Has GTA Online just found a way to make peace?
The latest update to Grand Theft Auto Online – “High Life” brings with it a new gun, new cars and other tweaks… but also something more significant: A plan to bring peace to Los Santos.
In the 17th Century, the English philosopher Thomas Hobbes wrote pessimistically about the so-called “state of nature” – how he believed humans behaved without anything to constrain them. “The condition of man… is a condition of war against everyone”, he wrote.
This might sound a little familiar if you’ve ever taken a drive around the streets of Los Santos in GTA Online. It’s every man for himself, it’s dog-eat-dog, kill-or-be-killed and a number of other hackneyed cliches. If you encounter another player, you have to be quick to draw your weapon, or you’re going to die. It’s like the Old West in… umm… The Old West (Los Santos is supposed to be an analogue for California). Can anything be done to bring order to this chaos?
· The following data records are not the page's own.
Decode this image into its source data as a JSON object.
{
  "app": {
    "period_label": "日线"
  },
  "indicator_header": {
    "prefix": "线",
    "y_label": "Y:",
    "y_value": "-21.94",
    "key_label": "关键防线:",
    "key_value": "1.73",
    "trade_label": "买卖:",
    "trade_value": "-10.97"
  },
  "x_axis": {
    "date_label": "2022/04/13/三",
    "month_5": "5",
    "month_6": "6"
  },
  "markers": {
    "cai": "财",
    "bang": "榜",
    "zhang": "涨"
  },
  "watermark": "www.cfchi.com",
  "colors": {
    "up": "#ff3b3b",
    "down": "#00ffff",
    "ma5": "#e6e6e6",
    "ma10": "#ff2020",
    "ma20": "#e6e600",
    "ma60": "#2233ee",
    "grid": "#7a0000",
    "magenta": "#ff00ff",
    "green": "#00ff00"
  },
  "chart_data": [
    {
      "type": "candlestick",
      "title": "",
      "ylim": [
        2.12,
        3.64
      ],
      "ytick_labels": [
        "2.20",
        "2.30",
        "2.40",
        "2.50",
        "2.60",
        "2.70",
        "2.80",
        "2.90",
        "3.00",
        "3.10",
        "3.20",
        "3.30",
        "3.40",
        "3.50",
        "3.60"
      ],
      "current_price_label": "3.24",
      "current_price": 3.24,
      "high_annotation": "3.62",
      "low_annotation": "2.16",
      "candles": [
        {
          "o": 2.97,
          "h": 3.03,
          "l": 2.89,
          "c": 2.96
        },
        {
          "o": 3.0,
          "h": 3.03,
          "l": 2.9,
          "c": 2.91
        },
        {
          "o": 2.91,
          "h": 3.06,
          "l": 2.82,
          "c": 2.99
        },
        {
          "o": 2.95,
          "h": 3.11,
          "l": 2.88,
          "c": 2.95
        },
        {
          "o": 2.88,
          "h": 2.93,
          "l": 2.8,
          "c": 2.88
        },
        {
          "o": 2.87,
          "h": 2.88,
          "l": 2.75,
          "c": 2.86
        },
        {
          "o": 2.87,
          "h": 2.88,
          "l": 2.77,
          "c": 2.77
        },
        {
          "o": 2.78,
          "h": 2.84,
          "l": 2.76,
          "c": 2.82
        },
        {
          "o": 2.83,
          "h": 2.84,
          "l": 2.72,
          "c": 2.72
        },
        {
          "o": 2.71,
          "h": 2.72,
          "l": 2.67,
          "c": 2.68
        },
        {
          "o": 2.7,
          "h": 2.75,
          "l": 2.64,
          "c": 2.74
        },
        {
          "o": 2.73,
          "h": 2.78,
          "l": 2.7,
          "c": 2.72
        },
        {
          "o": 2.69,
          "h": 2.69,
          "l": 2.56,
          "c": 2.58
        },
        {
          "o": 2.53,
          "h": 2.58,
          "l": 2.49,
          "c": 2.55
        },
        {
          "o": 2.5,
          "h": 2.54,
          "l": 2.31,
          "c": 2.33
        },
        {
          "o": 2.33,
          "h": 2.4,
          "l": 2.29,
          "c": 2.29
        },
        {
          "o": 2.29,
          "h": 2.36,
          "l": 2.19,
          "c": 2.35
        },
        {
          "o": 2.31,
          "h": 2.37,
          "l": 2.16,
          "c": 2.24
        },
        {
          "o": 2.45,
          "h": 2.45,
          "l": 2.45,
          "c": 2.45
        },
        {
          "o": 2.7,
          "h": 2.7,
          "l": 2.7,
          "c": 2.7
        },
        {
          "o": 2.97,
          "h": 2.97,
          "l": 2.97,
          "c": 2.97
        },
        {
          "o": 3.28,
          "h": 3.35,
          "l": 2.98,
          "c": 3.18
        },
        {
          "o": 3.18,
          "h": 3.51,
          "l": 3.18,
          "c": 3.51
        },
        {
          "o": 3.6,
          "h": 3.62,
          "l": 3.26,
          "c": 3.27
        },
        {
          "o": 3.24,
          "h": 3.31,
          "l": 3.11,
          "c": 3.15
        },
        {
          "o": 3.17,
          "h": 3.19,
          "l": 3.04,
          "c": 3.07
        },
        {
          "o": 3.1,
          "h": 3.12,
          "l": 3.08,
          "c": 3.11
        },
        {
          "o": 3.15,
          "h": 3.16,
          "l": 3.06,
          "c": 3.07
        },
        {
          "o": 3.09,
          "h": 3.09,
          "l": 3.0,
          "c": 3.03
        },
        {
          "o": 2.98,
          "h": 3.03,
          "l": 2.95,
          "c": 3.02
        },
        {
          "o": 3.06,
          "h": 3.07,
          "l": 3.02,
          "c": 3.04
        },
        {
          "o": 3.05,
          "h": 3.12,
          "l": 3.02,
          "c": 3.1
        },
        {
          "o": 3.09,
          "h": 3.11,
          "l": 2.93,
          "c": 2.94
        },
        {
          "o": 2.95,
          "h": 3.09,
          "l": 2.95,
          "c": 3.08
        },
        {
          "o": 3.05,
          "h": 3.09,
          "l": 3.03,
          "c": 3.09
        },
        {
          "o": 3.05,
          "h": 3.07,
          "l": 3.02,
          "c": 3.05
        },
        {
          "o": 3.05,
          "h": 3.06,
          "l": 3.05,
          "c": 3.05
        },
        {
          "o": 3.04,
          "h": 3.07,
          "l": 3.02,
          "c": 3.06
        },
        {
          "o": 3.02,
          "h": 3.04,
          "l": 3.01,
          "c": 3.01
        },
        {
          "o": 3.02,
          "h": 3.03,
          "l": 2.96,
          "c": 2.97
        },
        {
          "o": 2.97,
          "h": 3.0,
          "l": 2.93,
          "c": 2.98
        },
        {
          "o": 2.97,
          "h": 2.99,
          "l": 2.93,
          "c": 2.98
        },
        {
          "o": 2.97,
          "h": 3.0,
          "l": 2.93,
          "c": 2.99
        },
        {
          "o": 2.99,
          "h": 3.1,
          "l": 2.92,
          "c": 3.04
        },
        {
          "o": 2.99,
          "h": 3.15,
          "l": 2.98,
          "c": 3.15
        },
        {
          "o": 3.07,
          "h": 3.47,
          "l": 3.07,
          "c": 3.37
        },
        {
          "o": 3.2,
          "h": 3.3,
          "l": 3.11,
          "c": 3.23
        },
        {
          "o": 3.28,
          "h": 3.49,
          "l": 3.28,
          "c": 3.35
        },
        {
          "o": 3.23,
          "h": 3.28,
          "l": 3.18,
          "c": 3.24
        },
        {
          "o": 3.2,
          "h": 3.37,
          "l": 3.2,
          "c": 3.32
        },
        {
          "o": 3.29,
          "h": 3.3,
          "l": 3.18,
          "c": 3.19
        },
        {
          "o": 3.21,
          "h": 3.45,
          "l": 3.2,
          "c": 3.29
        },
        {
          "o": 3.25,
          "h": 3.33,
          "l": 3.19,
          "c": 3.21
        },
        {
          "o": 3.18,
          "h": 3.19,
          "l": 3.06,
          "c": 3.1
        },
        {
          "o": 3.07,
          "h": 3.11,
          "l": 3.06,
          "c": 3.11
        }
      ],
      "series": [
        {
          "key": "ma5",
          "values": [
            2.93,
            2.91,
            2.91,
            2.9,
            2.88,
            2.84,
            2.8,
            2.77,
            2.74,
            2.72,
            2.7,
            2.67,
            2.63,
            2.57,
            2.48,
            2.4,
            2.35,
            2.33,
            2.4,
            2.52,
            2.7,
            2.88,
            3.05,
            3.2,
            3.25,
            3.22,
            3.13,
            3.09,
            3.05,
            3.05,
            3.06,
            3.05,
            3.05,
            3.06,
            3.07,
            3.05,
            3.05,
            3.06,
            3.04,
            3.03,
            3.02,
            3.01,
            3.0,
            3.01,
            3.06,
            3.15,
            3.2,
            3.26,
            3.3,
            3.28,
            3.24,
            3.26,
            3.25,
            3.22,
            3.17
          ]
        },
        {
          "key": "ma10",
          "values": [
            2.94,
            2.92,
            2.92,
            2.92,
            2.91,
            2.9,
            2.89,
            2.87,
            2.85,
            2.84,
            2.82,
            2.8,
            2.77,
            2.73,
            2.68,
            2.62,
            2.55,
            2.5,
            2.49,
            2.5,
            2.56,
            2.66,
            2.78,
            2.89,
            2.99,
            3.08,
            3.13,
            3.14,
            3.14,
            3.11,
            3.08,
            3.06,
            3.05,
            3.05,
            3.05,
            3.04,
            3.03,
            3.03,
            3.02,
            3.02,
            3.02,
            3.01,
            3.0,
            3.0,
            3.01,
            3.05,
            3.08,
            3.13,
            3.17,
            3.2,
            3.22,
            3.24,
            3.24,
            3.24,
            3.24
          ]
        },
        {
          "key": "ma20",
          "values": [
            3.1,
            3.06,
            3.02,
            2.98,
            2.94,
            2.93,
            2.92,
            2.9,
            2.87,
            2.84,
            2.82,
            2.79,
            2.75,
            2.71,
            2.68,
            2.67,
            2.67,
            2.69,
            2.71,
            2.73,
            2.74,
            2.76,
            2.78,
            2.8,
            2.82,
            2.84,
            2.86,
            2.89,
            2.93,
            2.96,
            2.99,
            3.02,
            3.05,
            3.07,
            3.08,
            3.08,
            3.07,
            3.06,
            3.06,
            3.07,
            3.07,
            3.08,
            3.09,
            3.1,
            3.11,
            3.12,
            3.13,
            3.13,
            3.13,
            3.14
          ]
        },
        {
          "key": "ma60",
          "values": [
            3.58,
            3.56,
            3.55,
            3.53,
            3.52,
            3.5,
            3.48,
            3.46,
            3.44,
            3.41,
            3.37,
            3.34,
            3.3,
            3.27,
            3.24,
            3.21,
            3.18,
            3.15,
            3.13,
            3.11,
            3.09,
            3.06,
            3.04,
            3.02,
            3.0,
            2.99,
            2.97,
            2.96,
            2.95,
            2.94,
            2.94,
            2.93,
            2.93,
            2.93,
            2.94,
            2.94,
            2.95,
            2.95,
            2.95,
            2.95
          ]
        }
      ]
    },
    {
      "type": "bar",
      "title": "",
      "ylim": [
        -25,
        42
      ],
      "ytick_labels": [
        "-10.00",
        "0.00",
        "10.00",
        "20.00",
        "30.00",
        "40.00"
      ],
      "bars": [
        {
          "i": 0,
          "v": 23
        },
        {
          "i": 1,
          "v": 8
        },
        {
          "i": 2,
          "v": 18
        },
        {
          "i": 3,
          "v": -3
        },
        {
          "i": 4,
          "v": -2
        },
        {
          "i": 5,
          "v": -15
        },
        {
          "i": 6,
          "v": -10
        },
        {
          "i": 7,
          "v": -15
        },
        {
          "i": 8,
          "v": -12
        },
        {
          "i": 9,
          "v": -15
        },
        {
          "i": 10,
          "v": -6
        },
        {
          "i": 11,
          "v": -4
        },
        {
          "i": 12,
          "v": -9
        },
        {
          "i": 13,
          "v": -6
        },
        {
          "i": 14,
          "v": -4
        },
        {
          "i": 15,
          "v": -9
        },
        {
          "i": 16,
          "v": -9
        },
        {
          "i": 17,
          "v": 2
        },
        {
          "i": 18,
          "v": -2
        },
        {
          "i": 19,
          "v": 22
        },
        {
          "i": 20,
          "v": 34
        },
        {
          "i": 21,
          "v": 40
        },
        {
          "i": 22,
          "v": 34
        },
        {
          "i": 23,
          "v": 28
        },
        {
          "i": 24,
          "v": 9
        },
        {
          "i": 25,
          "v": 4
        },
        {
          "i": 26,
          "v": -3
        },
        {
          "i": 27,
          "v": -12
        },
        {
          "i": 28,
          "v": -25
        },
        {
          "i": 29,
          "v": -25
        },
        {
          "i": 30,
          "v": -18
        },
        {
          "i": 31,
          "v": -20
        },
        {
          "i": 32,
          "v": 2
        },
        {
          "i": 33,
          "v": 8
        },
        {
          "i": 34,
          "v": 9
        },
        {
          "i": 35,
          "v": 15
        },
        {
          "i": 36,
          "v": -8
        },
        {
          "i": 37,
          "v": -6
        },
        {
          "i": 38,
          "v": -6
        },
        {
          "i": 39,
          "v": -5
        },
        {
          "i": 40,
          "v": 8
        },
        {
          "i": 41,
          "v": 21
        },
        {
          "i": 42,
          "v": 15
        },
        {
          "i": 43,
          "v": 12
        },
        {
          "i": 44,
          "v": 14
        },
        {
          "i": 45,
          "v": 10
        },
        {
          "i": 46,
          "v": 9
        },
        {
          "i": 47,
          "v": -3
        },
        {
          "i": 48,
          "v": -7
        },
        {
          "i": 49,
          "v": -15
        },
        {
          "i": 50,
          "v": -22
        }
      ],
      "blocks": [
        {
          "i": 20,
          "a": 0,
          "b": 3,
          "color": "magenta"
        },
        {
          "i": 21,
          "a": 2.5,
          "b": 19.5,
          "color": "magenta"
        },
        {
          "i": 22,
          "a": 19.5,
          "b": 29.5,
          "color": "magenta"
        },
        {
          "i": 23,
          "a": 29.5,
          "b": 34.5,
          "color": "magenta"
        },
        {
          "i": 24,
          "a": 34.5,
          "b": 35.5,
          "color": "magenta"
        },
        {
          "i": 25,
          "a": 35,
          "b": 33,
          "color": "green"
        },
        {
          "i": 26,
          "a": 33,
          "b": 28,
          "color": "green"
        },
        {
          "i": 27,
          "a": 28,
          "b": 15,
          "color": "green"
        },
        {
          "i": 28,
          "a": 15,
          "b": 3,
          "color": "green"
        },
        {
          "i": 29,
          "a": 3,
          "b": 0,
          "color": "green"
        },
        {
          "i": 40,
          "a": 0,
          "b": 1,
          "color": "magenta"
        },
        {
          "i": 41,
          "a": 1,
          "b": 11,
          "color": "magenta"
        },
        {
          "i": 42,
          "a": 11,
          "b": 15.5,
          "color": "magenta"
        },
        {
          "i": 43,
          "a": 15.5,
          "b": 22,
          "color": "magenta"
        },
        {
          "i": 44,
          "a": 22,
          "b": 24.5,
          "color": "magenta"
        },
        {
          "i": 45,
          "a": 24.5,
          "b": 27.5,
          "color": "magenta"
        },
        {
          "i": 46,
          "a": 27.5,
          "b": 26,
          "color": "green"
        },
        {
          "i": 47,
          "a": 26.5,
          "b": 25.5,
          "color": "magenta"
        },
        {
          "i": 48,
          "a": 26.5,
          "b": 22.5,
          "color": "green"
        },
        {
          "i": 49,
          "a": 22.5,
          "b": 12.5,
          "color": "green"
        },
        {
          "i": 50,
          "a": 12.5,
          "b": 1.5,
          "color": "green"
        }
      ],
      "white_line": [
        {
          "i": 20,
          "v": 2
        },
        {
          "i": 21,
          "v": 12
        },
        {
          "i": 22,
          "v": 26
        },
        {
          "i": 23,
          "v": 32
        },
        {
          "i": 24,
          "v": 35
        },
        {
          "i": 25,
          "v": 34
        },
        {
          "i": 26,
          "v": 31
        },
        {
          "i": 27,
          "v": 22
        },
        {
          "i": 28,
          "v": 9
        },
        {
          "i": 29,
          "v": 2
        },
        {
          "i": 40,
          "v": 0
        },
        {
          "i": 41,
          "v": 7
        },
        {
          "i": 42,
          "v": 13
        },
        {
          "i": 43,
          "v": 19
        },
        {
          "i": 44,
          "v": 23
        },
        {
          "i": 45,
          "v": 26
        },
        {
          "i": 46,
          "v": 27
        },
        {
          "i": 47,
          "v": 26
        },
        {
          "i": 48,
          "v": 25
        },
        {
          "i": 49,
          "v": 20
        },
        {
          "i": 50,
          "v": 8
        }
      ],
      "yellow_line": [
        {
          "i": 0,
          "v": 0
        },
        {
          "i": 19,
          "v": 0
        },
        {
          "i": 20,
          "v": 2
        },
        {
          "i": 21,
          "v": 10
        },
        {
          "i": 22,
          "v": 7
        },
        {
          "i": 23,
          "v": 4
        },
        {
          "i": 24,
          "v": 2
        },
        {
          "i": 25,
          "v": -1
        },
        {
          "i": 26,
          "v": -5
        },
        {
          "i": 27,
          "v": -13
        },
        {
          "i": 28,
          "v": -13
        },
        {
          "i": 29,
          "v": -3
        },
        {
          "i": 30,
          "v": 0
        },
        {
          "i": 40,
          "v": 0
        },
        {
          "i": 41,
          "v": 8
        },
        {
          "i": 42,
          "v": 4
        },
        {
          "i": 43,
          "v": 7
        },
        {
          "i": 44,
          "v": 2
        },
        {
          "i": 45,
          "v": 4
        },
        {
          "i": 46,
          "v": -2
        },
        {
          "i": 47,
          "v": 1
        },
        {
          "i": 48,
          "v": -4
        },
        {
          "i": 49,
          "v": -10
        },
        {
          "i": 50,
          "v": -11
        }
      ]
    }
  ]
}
Hobbes came up with the idea of a “Leviathan” – a word he used to describe how order could come from chaos: if there is an actor in a system with a monopoly on the legitimate use of force and the ability to exercise this power, then they could bring peace. In other words he conceptualised the idea of the state in providing security: People wouldn’t have to fight each other, or assume the worst of each other, because they had all entered into a “social contract”, by which they would obey the state’s rules, and in return, that state would provide security.
And it is this which GTA Online lacked. Though the game has “rules”, these are like the laws of physics – “if you drive a car into a wall, it will crash” and so on – there’s no ‘law’ in the game that can be broken – it was not stated that doing a certain action is against the rules, but which the players can choose to break if they wish.
Brilliantly though, what Rockstar have managed to do with the latest update is invent a social contract.
In fact, Rockstar have managed to go one better than Hobbes. In lieu of a state and an effective police force to enforce voluntary laws, their social contract is simple: If you go running around shooting people and crashing cars, your in-game “mental state” indicator will turn red. If you choose instead to play nice – it will tend towards white.
These indicators are a big deal, as for the first time it will give other players an insight into how other players on the map are likely to behave. If you’re approaching someone who’s temperament is red, then approach with caution, and a loaded gun. If their indicator is white… then you might just be able to peacefully live side-by-side.
The way it will work is that if you kill “red” people, then your mental state is not affected – if you kill peaceful people, you’ll find yourself quickly turning red. In fact, lawfulness is incentivised by the game offering increased RP (experience points) if you take out the misbehaving players – so if the peaceful players team up to take out the ones who misbehave, they will be rewarded.
In other words, if you play by the rules of the Rockstar social contract, the Leviathan that is GTA Online’s servers will provide with more security, by telling others that you’re not a threat, and by warning you if other people are.
So will this bold experiment work? Can Rockstar use a little Hobbes to bring peace to Los Santos? Will this new “mental state” system work? To paraphrase Hobbes on his deathbed, GTA Online is about to take a voyage. A leap in the dark.